Dall’altro lato, invece, i neoconservatori, radicalizzando le loro posizioni, hanno spianato la strada all’irruzione di formazioni ancora più estreme, di cui il Front national francese (ora Rassemblement national) della famiglia Le Pen rappresenta l’archetipo.

La forbice politica si è quindi allargata in tutta Europa, rincorrendo paradossalmente le caratteristiche del sistema partitico italiano d’antan. E non c’è possibilità, ad avviso di chi scrive, di un rewind. Perché l’efficienza elettorale dei partiti non dipende più dalla rincorsa di un mitico elettore mediano, vestigia di una politica che fu, bensì dall’enfatizzare le proprie posizioni distinguendole nettamente da quelle degli altri attori politici. Lo schema di Antony Downs, definito proximity, è stato soppiantato da quello introdotto da George Rabinowitz e Stuart Mcdonald (A directional theory of issue voting, “American political science review”, vol. 83 n.1/1989), detto directional. Vale a dire, l’elettore viene catturato da un partito quando questo offre posizioni chiare, nette, precise, distinte; non quando le diluisce cercando di aggregare un numero maggiore di votanti, che invece si disperdono perché non trovano ragione di identificarsi.

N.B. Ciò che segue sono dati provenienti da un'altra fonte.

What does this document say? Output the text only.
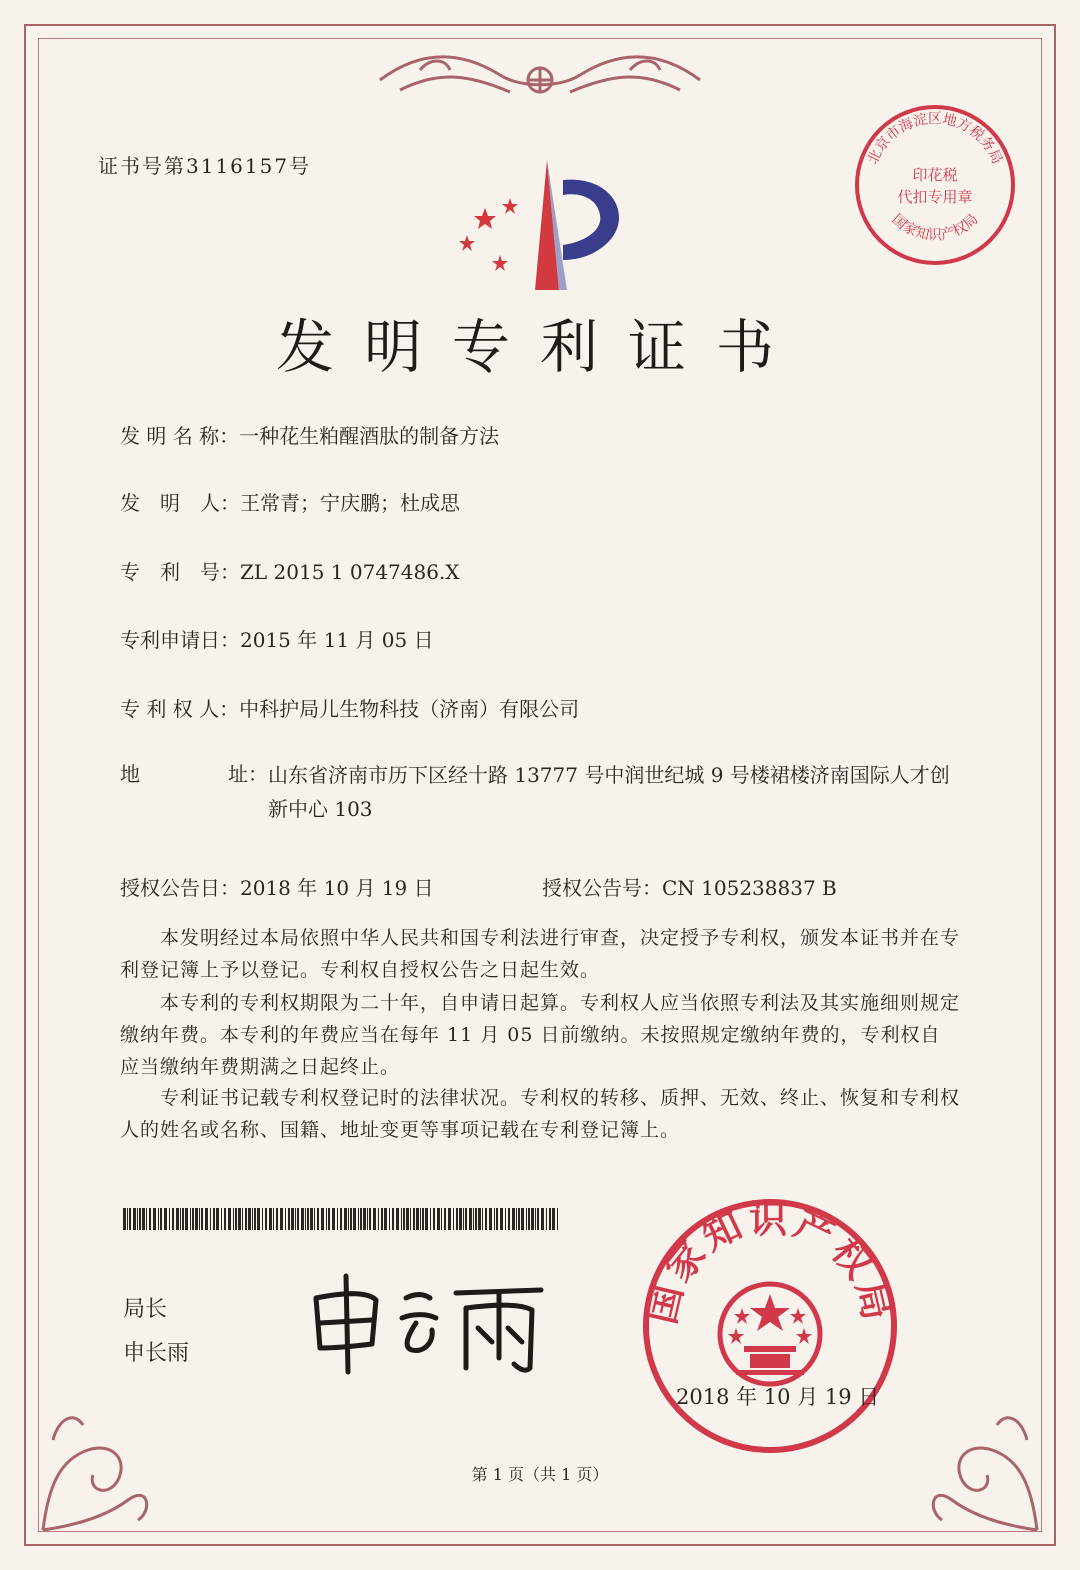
北京市海淀区地方税务局
国家知识产权局
印花税
代扣专用章
证书号第3116157号
发明专利证书
发 明 名 称：一种花生粕醒酒肽的制备方法
发　明　人：王常青；宁庆鹏；杜成思
专　利　号：ZL 2015 1 0747486.X
专利申请日：2015 年 11 月 05 日
专 利 权 人：中科护局儿生物科技（济南）有限公司
地	址：山东省济南市历下区经十路 13777 号中润世纪城 9 号楼裙楼济南国际人才创新中心 103
授权公告日：2018 年 10 月 19 日	授权公告号：CN 105238837 B
本发明经过本局依照中华人民共和国专利法进行审查，决定授予专利权，颁发本证书并在专利登记簿上予以登记。专利权自授权公告之日起生效。
本专利的专利权期限为二十年，自申请日起算。专利权人应当依照专利法及其实施细则规定缴纳年费。本专利的年费应当在每年 11 月 05 日前缴纳。未按照规定缴纳年费的，专利权自应当缴纳年费期满之日起终止。
专利证书记载专利权登记时的法律状况。专利权的转移、质押、无效、终止、恢复和专利权人的姓名或名称、国籍、地址变更等事项记载在专利登记簿上。
局长
申长雨
国家知识产权局
2018 年 10 月 19 日
第 1 页（共 1 页）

Per cui, gli inviti alla depolarizzazione e addirittura a superare la divisone destra-sinistra riproponendo ancora una volta un governo dei sapienti, sono destinati a scontrarsi con l’insofferenza e il fastidio degli elettori che non vogliono essere guidati come scolaretti da supposti esperti. Il fallimento in Italia di Scelta civica, scioltasi come neve al sole dopo il mancato successo del 2013, la recente rottura dei due iper-narcisi del Terzo Polo, l’illusione che l’agenda Draghi avesse un qualche appeal al di là degli ovattati salotti della classe dirigente, dovrebbero ormai rendere chiaro che l’elettorato vuole esprimere le proprie preferenze in termini univoci. Il successo di FdI, unico partito all’opposizione del governo Draghi, dovrebbe avere insegnato qualcosa: solo chi takes stand chiaramente, vince. Infine, l’annebbiamento delle differenze tra i partiti a favore di un indistinto embrassons-nous contribuisce a fomentare atteggiamenti di rifiuto della politica – “sono tutti uguali” – che alimentano partiti estremi e populisti oppure apatia e astensionismo.